WE HAVE arrived at that age. I make that point in case you doubt the fact we really have a poltergeist in this house, which had been unoccupied for 40 years until a builder from Banbury bought it and transformed the inner shell into what is a brand new house.

Ellie has named the other ‘resident’: Peter.

He seems an affable cove, taking all things into consideration, and if he gets the blame, as I suspect, for more than is truly his due, he seems to take it all in his mischievous stride. One thing I do believe is that he does exist and manifests himself every now and then. I just think he may sometimes be a convenient excuse for the lapses in short-term memory.

I go downstairs with a clear mission in mind. I see something in the summer kitchen, or the dogs bark out in the garden, I am side-tracked and then return upstairs.

“Did you get the gigot,” Ellie asks, with the need to defrost the roast leg of lamb in mind.

“Oh no,” I reply, offering the excuse the dogs side-tracked me, but in fact I had forgotten the purpose of my visit to the basement.

I have always had trouble with names, which has been a difficult thing for a journalist. I have a great memory, but names and why I am looking in my toolbox, can escape me. I can recall people from yesteryear. I can picture us conversing, perhaps in the pub and I have this mental image. I can tell which way they were facing when they said something of significance and it all comes back, almost photographically.

But I am not alone in forgetting things. Last night, Ellie came into my office and admitted she was wrong.

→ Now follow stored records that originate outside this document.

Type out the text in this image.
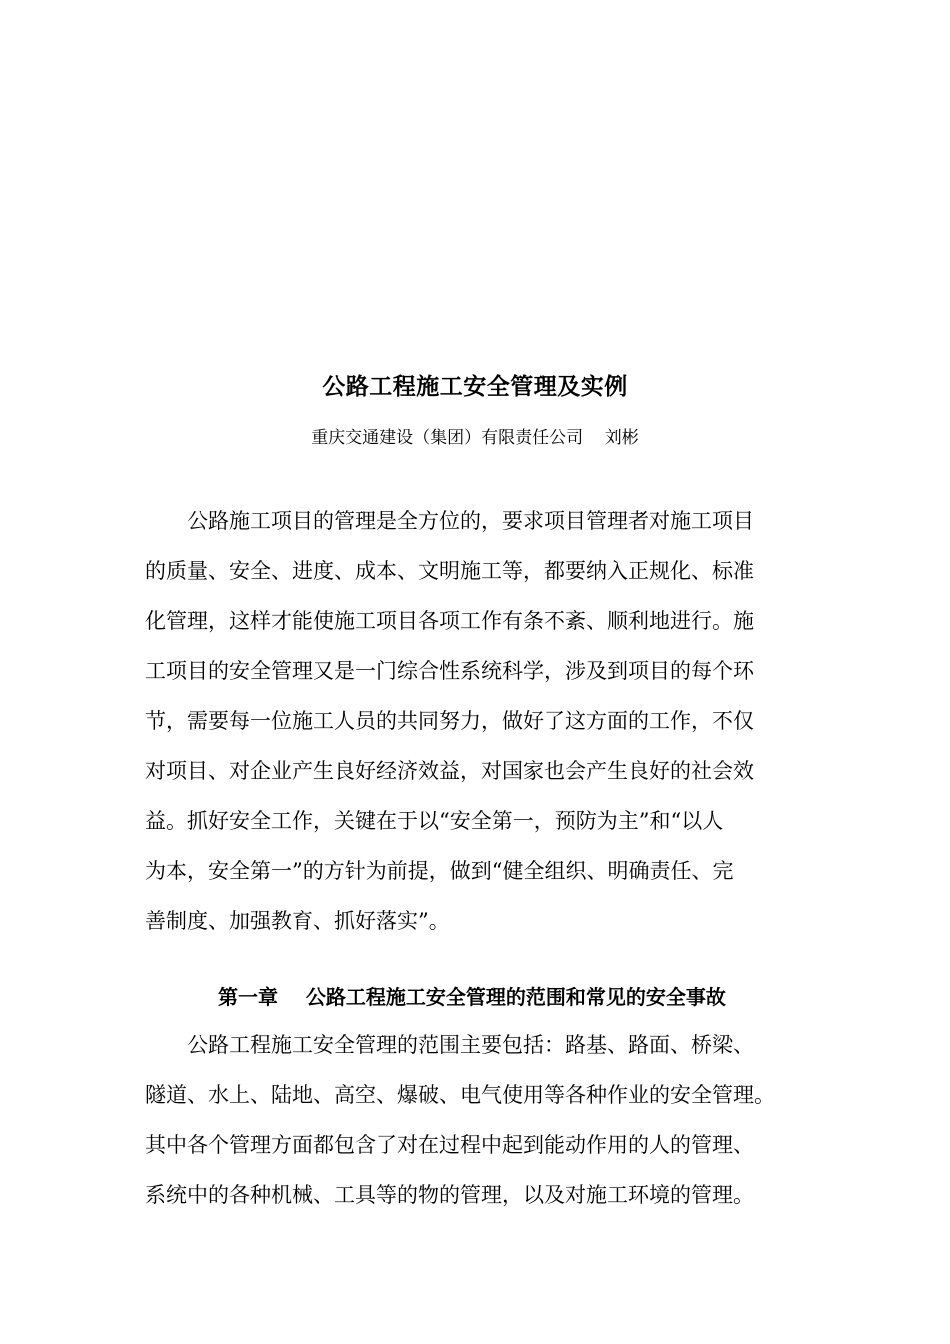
公路工程施工安全管理及实例
重庆交通建设（集团）有限责任公司    刘彬
　　公路施工项目的管理是全方位的，要求项目管理者对施工项目
的质量、安全、进度、成本、文明施工等，都要纳入正规化、标准
化管理，这样才能使施工项目各项工作有条不紊、顺利地进行。施
工项目的安全管理又是一门综合性系统科学，涉及到项目的每个环
节，需要每一位施工人员的共同努力，做好了这方面的工作，不仅
对项目、对企业产生良好经济效益，对国家也会产生良好的社会效
益。抓好安全工作，关键在于以“安全第一，预防为主”和“以人
为本，安全第一”的方针为前提，做到“健全组织、明确责任、完
善制度、加强教育、抓好落实”。
第一章    公路工程施工安全管理的范围和常见的安全事故
　　公路工程施工安全管理的范围主要包括：路基、路面、桥梁、
隧道、水上、陆地、高空、爆破、电气使用等各种作业的安全管理。
其中各个管理方面都包含了对在过程中起到能动作用的人的管理、
系统中的各种机械、工具等的物的管理，以及对施工环境的管理。
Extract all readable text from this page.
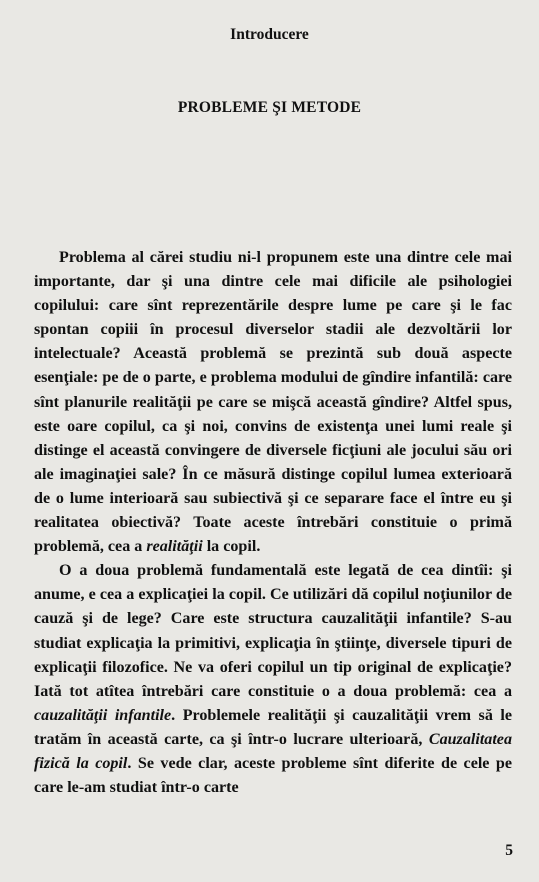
Introducere
PROBLEME ŞI METODE

Problema al cărei studiu ni-l propunem este una dintre cele mai importante, dar şi una dintre cele mai dificile ale psihologiei copilului: care sînt reprezentările despre lume pe care şi le fac spontan copiii în procesul diverselor stadii ale dezvoltării lor intelectuale? Această problemă se prezintă sub două aspecte esenţiale: pe de o parte, e problema modului de gîndire infantilă: care sînt planurile realităţii pe care se mişcă această gîndire? Altfel spus, este oare copilul, ca şi noi, convins de existenţa unei lumi reale şi distinge el această convingere de diversele ficţiuni ale jocului său ori ale imaginaţiei sale? În ce măsură distinge copilul lumea exterioară de o lume interioară sau subiectivă şi ce separare face el între eu şi realitatea obiectivă? Toate aceste întrebări constituie o primă problemă, cea a realităţii la copil.

O a doua problemă fundamentală este legată de cea dintîi: şi anume, e cea a explicaţiei la copil. Ce utilizări dă copilul noţiunilor de cauză şi de lege? Care este structura cauzalităţii infantile? S-au studiat explicaţia la primitivi, explicaţia în ştiinţe, diversele tipuri de explicaţii filozofice. Ne va oferi copilul un tip original de explicaţie? Iată tot atîtea întrebări care constituie o a doua problemă: cea a cauzalităţii infantile. Problemele realităţii şi cauzalităţii vrem să le tratăm în această carte, ca şi într-o lucrare ulterioară, Cauzalitatea fizică la copil. Se vede clar, aceste probleme sînt diferite de cele pe care le-am studiat într-o carte

5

I had printed out a receipt and I had put it on the dressing table and she had picked it up and sent it. The whole scenario had slipped her mind a few days later when she asked me if I was ever going to get round to printing out that receipt as asked.

Even though on such occasions as when one’s wife admits she is in the wrong, which as all you men know, is about as rare as rocking horse manure, and should be greeted by the firing of local cannons, I did not set the usual significance to her revelation. It was just another example of short-term memory loss.

Peter the Poltergeist cannot be blamed for such lapses.

However, I do wonder. About a year ago, Ellie commenced to search for the sat-nav. She looked in all the usual places, twice, and one evening in bed made a list of all the places she would have put it. She then checked them all again without any luck. A week later she went to the first place she looked and there it was. Having searched there some four previous times, it seemed unreal.

Then Ellie brought two fans upstairs and put them at the bottom of the stairs going to the top floor. I saw them there and the next morning I decided to carry them up for her. But there was only one so I asked where she had put the other fan. She had not touched it. Later that week, we found it downstairs, but both of us independently had seen two fans at the base of the stairs on the first floor.

I tried to think of a logical explanation but was baffled. I opened a bottle of red and searched out my big wine glass. A little later, when seeking to pour the wine, the wine glass had gone AWOL.

The next morning, lying in bed, Ellie spotted the wineglass on top of the wardrobe. Only I am tall enough to have put it there but why would I have done such a thing and how, particularly as I had not gone upstairs between opening the wine and preparing to drink it.

There had to be a logical explanation.

A week later I took the dogs for a walk and then popped into the do it yourself multiple, returning with a water butt, which I took from the car, installed in the garden, fed the fish and was then told by Ellie as she called from the window that dinner would be in 15 minutes.

I cleaned out the pond filter and then remembered to check how the Test cricket was going. I came upstairs, sat down, watched some cricket and continued to do so when dinner was served. The rest of the evening we spent in the same room before retiring to bed.

The next morning I had to go into town and sought my wallet. I looked in my trousers, in the car, on the seat by the pond, by the filter, by my seat, by the dining table etc. I went through the order of things I had undertaken the previous night and checked each stage. No I did not go upstairs until it was time for bed; I stayed in the one kitchen-dining room the entire evening after coming up from the garden.

I often misplace phone, wallet, car keys, although I have tended to ease the latter problem by attaching a large Swiss Army knife to the key ring. They seldom get misplaced.

Eventually Ellie announced she had found my wallet. Upon checking where, she had to admit it reinforced her view. It was in the front room, which I seldom enter and certainly did not go near after returning from buying a water-butt.

After noting I had sat in my chair staring into space for about 30 minutes, Ellie asked what I was thinking about.

“I have not been in that room so I have come to the conclusion that Peter definitely exists and functions,” I said.

I was told I was preaching to the converted.